A l'autorité du savant, à l'admiration et à la reconnaissance que collègues, confrères, élèves lui conservaient, s'ajoutaient l'estime et le respect de tous. Touchante était sa réception, lorsqu'il se présentait à quelque assemblée de médecins ! Quelle belle fête, les associations médicales du département des Vosges ne lui avaient-elles pas préparées, il y a trois ans. Quelle belle ovation lui était faite, lorsqu'il venait assister à une séance de Société savante! A Paris, à l'Académie de médecine, où il aimait aller, heureux d'y retrouver de ses anciens élèves, aujourd'hui, à leur tour, des maîtres, chaque fois l'illustre Compagnie s'empressait de rendre un solennel hommage au savant modeste, universellement estimé et vénéré, qui a honoré la science et la profession médicale durant une si longue série d'années.
Outre ses nombreuses obligations, ses multiples devoirs, M. Tourdes trouvait encore le temps, dans ses rares loisirs d'homme de science et de médecin, de cultiver les lettres. Il affectionnait entre toutes, les études d'histoire, était membre de l'Académie de Stanislas, et son remarquable discours sur les origines de l'enseignement médical en Lorraine et la Faculté de Pont-à-Mousson a été le fruit de ses lectures et, de ses patientes recherches. Aux services rendus par le savant, aux mérites de la vie publique, le vénéré M. Tourdes joignait ceux de la vie privée, les vertus du père de famille. Il en a trouvé la juste récompense dans le tendre attachement d'enfants qui ont, fait son honneur, et qui jusqu'à ses derniers moments l'ont entouré de l'affection la plus touchante et des soins les plus dévoués. Cette affection et ce dévouement, ils en avaient eux-mêmes eu l'exemple dans la grande bonté, la bienveillance extrême que leur père témoignait à tous ceux qui l'approchaient. Ces qualités du coeur trouvaient leur appui, chez M. Tourdes, dans une grande piété.

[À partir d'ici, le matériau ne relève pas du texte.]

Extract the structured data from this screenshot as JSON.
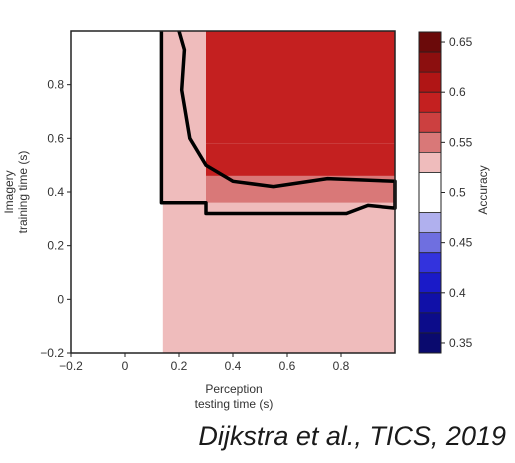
{
  "caption": "Dijkstra et al., TICS, 2019",
  "chart_data": {
    "type": "heatmap",
    "xlabel_lines": [
      "Perception",
      "testing time (s)"
    ],
    "ylabel_lines": [
      "Imagery",
      "training time (s)"
    ],
    "xlim": [
      -0.2,
      1.0
    ],
    "ylim": [
      -0.2,
      1.0
    ],
    "x_ticks": [
      -0.2,
      0,
      0.2,
      0.4,
      0.6,
      0.8
    ],
    "x_tick_labels": [
      "−0.2",
      "0",
      "0.2",
      "0.4",
      "0.6",
      "0.8"
    ],
    "y_ticks": [
      -0.2,
      0,
      0.2,
      0.4,
      0.6,
      0.8
    ],
    "y_tick_labels": [
      "−0.2",
      "0",
      "0.2",
      "0.4",
      "0.6",
      "0.8"
    ],
    "colorbar": {
      "label": "Accuracy",
      "range": [
        0.34,
        0.66
      ],
      "tick_values": [
        0.65,
        0.6,
        0.55,
        0.5,
        0.45,
        0.4,
        0.35
      ],
      "tick_labels": [
        "0.65",
        "0.6",
        "0.55",
        "0.5",
        "0.45",
        "0.4",
        "0.35"
      ],
      "bins": [
        {
          "from": 0.34,
          "to": 0.36,
          "color": "#0a0a6e"
        },
        {
          "from": 0.36,
          "to": 0.38,
          "color": "#0c0c8a"
        },
        {
          "from": 0.38,
          "to": 0.4,
          "color": "#1010a8"
        },
        {
          "from": 0.4,
          "to": 0.42,
          "color": "#1a1ac8"
        },
        {
          "from": 0.42,
          "to": 0.44,
          "color": "#3333dd"
        },
        {
          "from": 0.44,
          "to": 0.46,
          "color": "#6f6fe0"
        },
        {
          "from": 0.46,
          "to": 0.48,
          "color": "#b0b0ee"
        },
        {
          "from": 0.48,
          "to": 0.52,
          "color": "#ffffff"
        },
        {
          "from": 0.52,
          "to": 0.54,
          "color": "#efbcbc"
        },
        {
          "from": 0.54,
          "to": 0.56,
          "color": "#d97878"
        },
        {
          "from": 0.56,
          "to": 0.58,
          "color": "#cc4040"
        },
        {
          "from": 0.58,
          "to": 0.6,
          "color": "#c42020"
        },
        {
          "from": 0.6,
          "to": 0.62,
          "color": "#b01515"
        },
        {
          "from": 0.62,
          "to": 0.64,
          "color": "#8c0f0f"
        },
        {
          "from": 0.64,
          "to": 0.66,
          "color": "#6b0a0a"
        }
      ]
    },
    "regions": [
      {
        "x": [
          -0.2,
          0.14
        ],
        "y": [
          -0.2,
          1.0
        ],
        "accuracy": 0.5
      },
      {
        "x": [
          0.14,
          1.0
        ],
        "y": [
          -0.2,
          0.36
        ],
        "accuracy": 0.52
      },
      {
        "x": [
          0.14,
          0.3
        ],
        "y": [
          0.36,
          1.0
        ],
        "accuracy": 0.53
      },
      {
        "x": [
          0.3,
          1.0
        ],
        "y": [
          0.36,
          0.46
        ],
        "accuracy": 0.55
      },
      {
        "x": [
          0.3,
          1.0
        ],
        "y": [
          0.46,
          0.58
        ],
        "accuracy": 0.58
      },
      {
        "x": [
          0.3,
          1.0
        ],
        "y": [
          0.58,
          1.0
        ],
        "accuracy": 0.59
      }
    ],
    "significance_contour": [
      [
        0.135,
        1.0
      ],
      [
        0.135,
        0.36
      ],
      [
        0.3,
        0.36
      ],
      [
        0.3,
        0.32
      ],
      [
        0.82,
        0.32
      ],
      [
        0.9,
        0.35
      ],
      [
        1.0,
        0.34
      ],
      [
        1.0,
        0.44
      ],
      [
        0.75,
        0.45
      ],
      [
        0.55,
        0.42
      ],
      [
        0.4,
        0.44
      ],
      [
        0.3,
        0.5
      ],
      [
        0.24,
        0.6
      ],
      [
        0.21,
        0.78
      ],
      [
        0.22,
        0.93
      ],
      [
        0.2,
        1.0
      ]
    ]
  }
}
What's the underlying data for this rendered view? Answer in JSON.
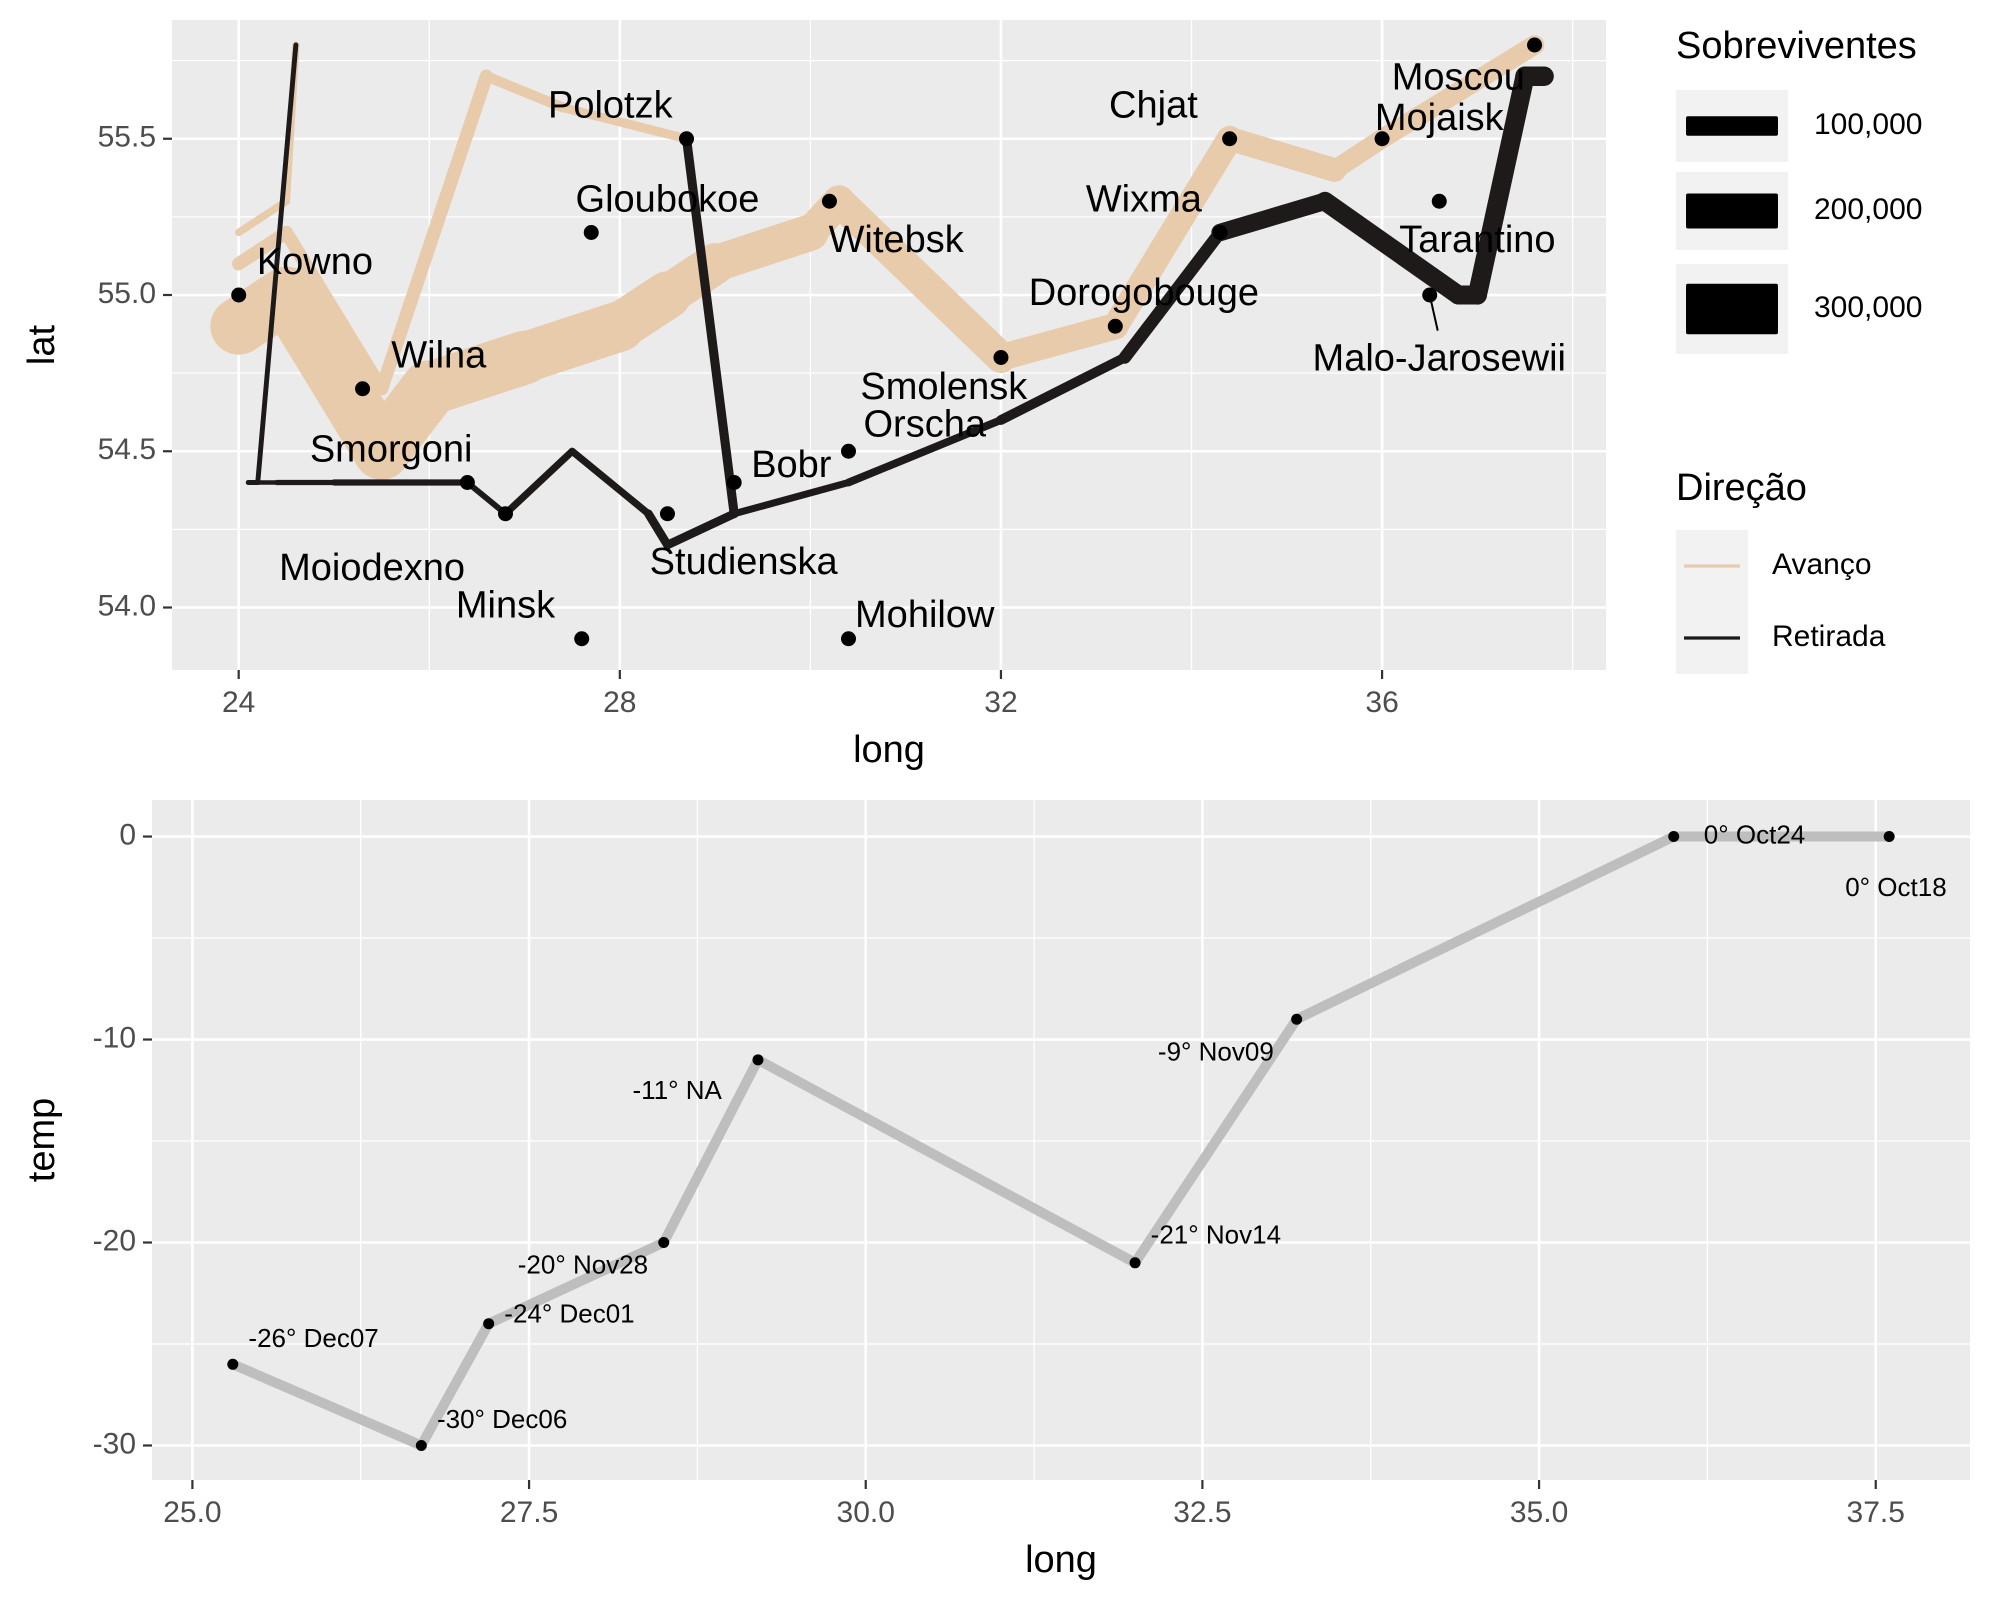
{
  "chart_data": [
    {
      "type": "path-map",
      "xlabel": "long",
      "ylabel": "lat",
      "xlim": [
        23.3,
        38.35
      ],
      "ylim": [
        53.8,
        55.88
      ],
      "xticks": [
        24,
        28,
        32,
        36
      ],
      "yticks": [
        54.0,
        54.5,
        55.0,
        55.5
      ],
      "tick_labels_x": [
        "24",
        "28",
        "32",
        "36"
      ],
      "tick_labels_y": [
        "54.0",
        "54.5",
        "55.0",
        "55.5"
      ],
      "grid": true,
      "legend_size": {
        "title": "Sobreviventes",
        "entries": [
          {
            "label": "100,000",
            "value": 100000
          },
          {
            "label": "200,000",
            "value": 200000
          },
          {
            "label": "300,000",
            "value": 300000
          }
        ]
      },
      "legend_direction": {
        "title": "Direção",
        "entries": [
          {
            "label": "Avanço",
            "color": "#E8CBAB"
          },
          {
            "label": "Retirada",
            "color": "#1E1A1A"
          }
        ]
      },
      "colors": {
        "advance": "#E8CBAB",
        "retreat": "#1E1A1A",
        "point": "#000000"
      },
      "troops": [
        {
          "direction": "A",
          "group": 1,
          "points": [
            {
              "long": 24.0,
              "lat": 54.9,
              "surv": 340000
            },
            {
              "long": 24.5,
              "lat": 55.0,
              "surv": 340000
            },
            {
              "long": 25.5,
              "lat": 54.5,
              "surv": 340000
            },
            {
              "long": 26.0,
              "lat": 54.7,
              "surv": 320000
            },
            {
              "long": 27.0,
              "lat": 54.8,
              "surv": 300000
            },
            {
              "long": 28.0,
              "lat": 54.9,
              "surv": 280000
            },
            {
              "long": 28.5,
              "lat": 55.0,
              "surv": 240000
            },
            {
              "long": 29.0,
              "lat": 55.1,
              "surv": 210000
            },
            {
              "long": 30.0,
              "lat": 55.2,
              "surv": 180000
            },
            {
              "long": 30.3,
              "lat": 55.3,
              "surv": 175000
            },
            {
              "long": 32.0,
              "lat": 54.8,
              "surv": 145000
            },
            {
              "long": 33.2,
              "lat": 54.9,
              "surv": 140000
            },
            {
              "long": 34.4,
              "lat": 55.5,
              "surv": 127100
            },
            {
              "long": 35.5,
              "lat": 55.4,
              "surv": 100000
            },
            {
              "long": 36.0,
              "lat": 55.5,
              "surv": 100000
            },
            {
              "long": 37.6,
              "lat": 55.8,
              "surv": 100000
            }
          ]
        },
        {
          "direction": "R",
          "group": 1,
          "points": [
            {
              "long": 37.7,
              "lat": 55.7,
              "surv": 100000
            },
            {
              "long": 37.5,
              "lat": 55.7,
              "surv": 98000
            },
            {
              "long": 37.0,
              "lat": 55.0,
              "surv": 97000
            },
            {
              "long": 36.8,
              "lat": 55.0,
              "surv": 96000
            },
            {
              "long": 35.4,
              "lat": 55.3,
              "surv": 87000
            },
            {
              "long": 34.3,
              "lat": 55.2,
              "surv": 55000
            },
            {
              "long": 33.3,
              "lat": 54.8,
              "surv": 37000
            },
            {
              "long": 32.0,
              "lat": 54.6,
              "surv": 24000
            },
            {
              "long": 30.4,
              "lat": 54.4,
              "surv": 20000
            },
            {
              "long": 29.2,
              "lat": 54.3,
              "surv": 20000
            },
            {
              "long": 28.5,
              "lat": 54.2,
              "surv": 20000
            },
            {
              "long": 28.3,
              "lat": 54.3,
              "surv": 20000
            },
            {
              "long": 27.5,
              "lat": 54.5,
              "surv": 20000
            },
            {
              "long": 26.8,
              "lat": 54.3,
              "surv": 12000
            },
            {
              "long": 26.4,
              "lat": 54.4,
              "surv": 14000
            },
            {
              "long": 25.0,
              "lat": 54.4,
              "surv": 8000
            },
            {
              "long": 24.4,
              "lat": 54.4,
              "surv": 4000
            },
            {
              "long": 24.2,
              "lat": 54.4,
              "surv": 4000
            },
            {
              "long": 24.1,
              "lat": 54.4,
              "surv": 4000
            }
          ]
        },
        {
          "direction": "A",
          "group": 2,
          "points": [
            {
              "long": 24.0,
              "lat": 55.1,
              "surv": 60000
            },
            {
              "long": 24.5,
              "lat": 55.2,
              "surv": 60000
            },
            {
              "long": 25.5,
              "lat": 54.7,
              "surv": 60000
            },
            {
              "long": 26.6,
              "lat": 55.7,
              "surv": 40000
            },
            {
              "long": 27.4,
              "lat": 55.6,
              "surv": 33000
            },
            {
              "long": 28.7,
              "lat": 55.5,
              "surv": 33000
            }
          ]
        },
        {
          "direction": "R",
          "group": 2,
          "points": [
            {
              "long": 28.7,
              "lat": 55.5,
              "surv": 33000
            },
            {
              "long": 29.2,
              "lat": 54.3,
              "surv": 30000
            },
            {
              "long": 28.5,
              "lat": 54.2,
              "surv": 30000
            },
            {
              "long": 28.3,
              "lat": 54.3,
              "surv": 28000
            }
          ]
        },
        {
          "direction": "A",
          "group": 3,
          "points": [
            {
              "long": 24.0,
              "lat": 55.2,
              "surv": 22000
            },
            {
              "long": 24.5,
              "lat": 55.3,
              "surv": 22000
            },
            {
              "long": 24.6,
              "lat": 55.8,
              "surv": 6000
            }
          ]
        },
        {
          "direction": "R",
          "group": 3,
          "points": [
            {
              "long": 24.6,
              "lat": 55.8,
              "surv": 6000
            },
            {
              "long": 24.2,
              "lat": 54.4,
              "surv": 6000
            },
            {
              "long": 24.1,
              "lat": 54.4,
              "surv": 6000
            }
          ]
        }
      ],
      "cities": [
        {
          "name": "Kowno",
          "long": 24.0,
          "lat": 55.0,
          "label_long": 24.8,
          "label_lat": 55.1
        },
        {
          "name": "Wilna",
          "long": 25.3,
          "lat": 54.7,
          "label_long": 26.1,
          "label_lat": 54.8
        },
        {
          "name": "Smorgoni",
          "long": 26.4,
          "lat": 54.4,
          "label_long": 25.6,
          "label_lat": 54.5
        },
        {
          "name": "Moiodexno",
          "long": 26.8,
          "lat": 54.3,
          "label_long": 25.4,
          "label_lat": 54.12
        },
        {
          "name": "Gloubokoe",
          "long": 27.7,
          "lat": 55.2,
          "label_long": 28.5,
          "label_lat": 55.3
        },
        {
          "name": "Minsk",
          "long": 27.6,
          "lat": 53.9,
          "label_long": 26.8,
          "label_lat": 54.0
        },
        {
          "name": "Studienska",
          "long": 28.5,
          "lat": 54.3,
          "label_long": 29.3,
          "label_lat": 54.14
        },
        {
          "name": "Polotzk",
          "long": 28.7,
          "lat": 55.5,
          "label_long": 27.9,
          "label_lat": 55.6
        },
        {
          "name": "Bobr",
          "long": 29.2,
          "lat": 54.4,
          "label_long": 29.8,
          "label_lat": 54.45
        },
        {
          "name": "Witebsk",
          "long": 30.2,
          "lat": 55.3,
          "label_long": 30.9,
          "label_lat": 55.17
        },
        {
          "name": "Orscha",
          "long": 30.4,
          "lat": 54.5,
          "label_long": 31.2,
          "label_lat": 54.58
        },
        {
          "name": "Mohilow",
          "long": 30.4,
          "lat": 53.9,
          "label_long": 31.2,
          "label_lat": 53.97
        },
        {
          "name": "Smolensk",
          "long": 32.0,
          "lat": 54.8,
          "label_long": 31.4,
          "label_lat": 54.7
        },
        {
          "name": "Dorogobouge",
          "long": 33.2,
          "lat": 54.9,
          "label_long": 33.5,
          "label_lat": 55.0
        },
        {
          "name": "Wixma",
          "long": 34.3,
          "lat": 55.2,
          "label_long": 33.5,
          "label_lat": 55.3
        },
        {
          "name": "Chjat",
          "long": 34.4,
          "lat": 55.5,
          "label_long": 33.6,
          "label_lat": 55.6
        },
        {
          "name": "Mojaisk",
          "long": 36.0,
          "lat": 55.5,
          "label_long": 36.6,
          "label_lat": 55.56
        },
        {
          "name": "Moscou",
          "long": 37.6,
          "lat": 55.8,
          "label_long": 36.8,
          "label_lat": 55.69
        },
        {
          "name": "Tarantino",
          "long": 36.6,
          "lat": 55.3,
          "label_long": 37.0,
          "label_lat": 55.17
        },
        {
          "name": "Malo-Jarosewii",
          "long": 36.5,
          "lat": 55.0,
          "label_long": 36.6,
          "label_lat": 54.79
        }
      ]
    },
    {
      "type": "line",
      "xlabel": "long",
      "ylabel": "temp",
      "xlim": [
        24.7,
        38.2
      ],
      "ylim": [
        -31.7,
        1.8
      ],
      "xticks": [
        25.0,
        27.5,
        30.0,
        32.5,
        35.0,
        37.5
      ],
      "yticks": [
        0,
        -10,
        -20,
        -30
      ],
      "tick_labels_x": [
        "25.0",
        "27.5",
        "30.0",
        "32.5",
        "35.0",
        "37.5"
      ],
      "tick_labels_y": [
        "0",
        "-10",
        "-20",
        "-30"
      ],
      "grid": true,
      "colors": {
        "line": "#BEBEBE",
        "point": "#000000"
      },
      "points": [
        {
          "long": 37.6,
          "temp": 0,
          "label": "0° Oct18",
          "label_long": 37.65,
          "label_temp": -2.6
        },
        {
          "long": 36.0,
          "temp": 0,
          "label": "0° Oct24",
          "label_long": 36.6,
          "label_temp": 0
        },
        {
          "long": 33.2,
          "temp": -9,
          "label": "-9° Nov09",
          "label_long": 32.6,
          "label_temp": -10.7
        },
        {
          "long": 32.0,
          "temp": -21,
          "label": "-21° Nov14",
          "label_long": 32.6,
          "label_temp": -19.7
        },
        {
          "long": 29.2,
          "temp": -11,
          "label": "-11° NA",
          "label_long": 28.6,
          "label_temp": -12.6
        },
        {
          "long": 28.5,
          "temp": -20,
          "label": "-20° Nov28",
          "label_long": 27.9,
          "label_temp": -21.2
        },
        {
          "long": 27.2,
          "temp": -24,
          "label": "-24° Dec01",
          "label_long": 27.8,
          "label_temp": -23.6
        },
        {
          "long": 26.7,
          "temp": -30,
          "label": "-30° Dec06",
          "label_long": 27.3,
          "label_temp": -28.8
        },
        {
          "long": 25.3,
          "temp": -26,
          "label": "-26° Dec07",
          "label_long": 25.9,
          "label_temp": -24.8
        }
      ]
    }
  ]
}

Toute cette longue vie si honorable et si utile, suscite des sentiments d'admiration et de vénération profondes. Elle est un exemple qui fortifie et qui encourage. La Faculté de médecine, la Cité, le corps médical de la France entière en conserveront le pieux souvenir. Cher collègue, cher doyen, cher maître, vous avez rempli votre mission ; recevez, au nom de la Faculté de Médecine, que vous avez tant aimée, tant honorée, un éternel adieu.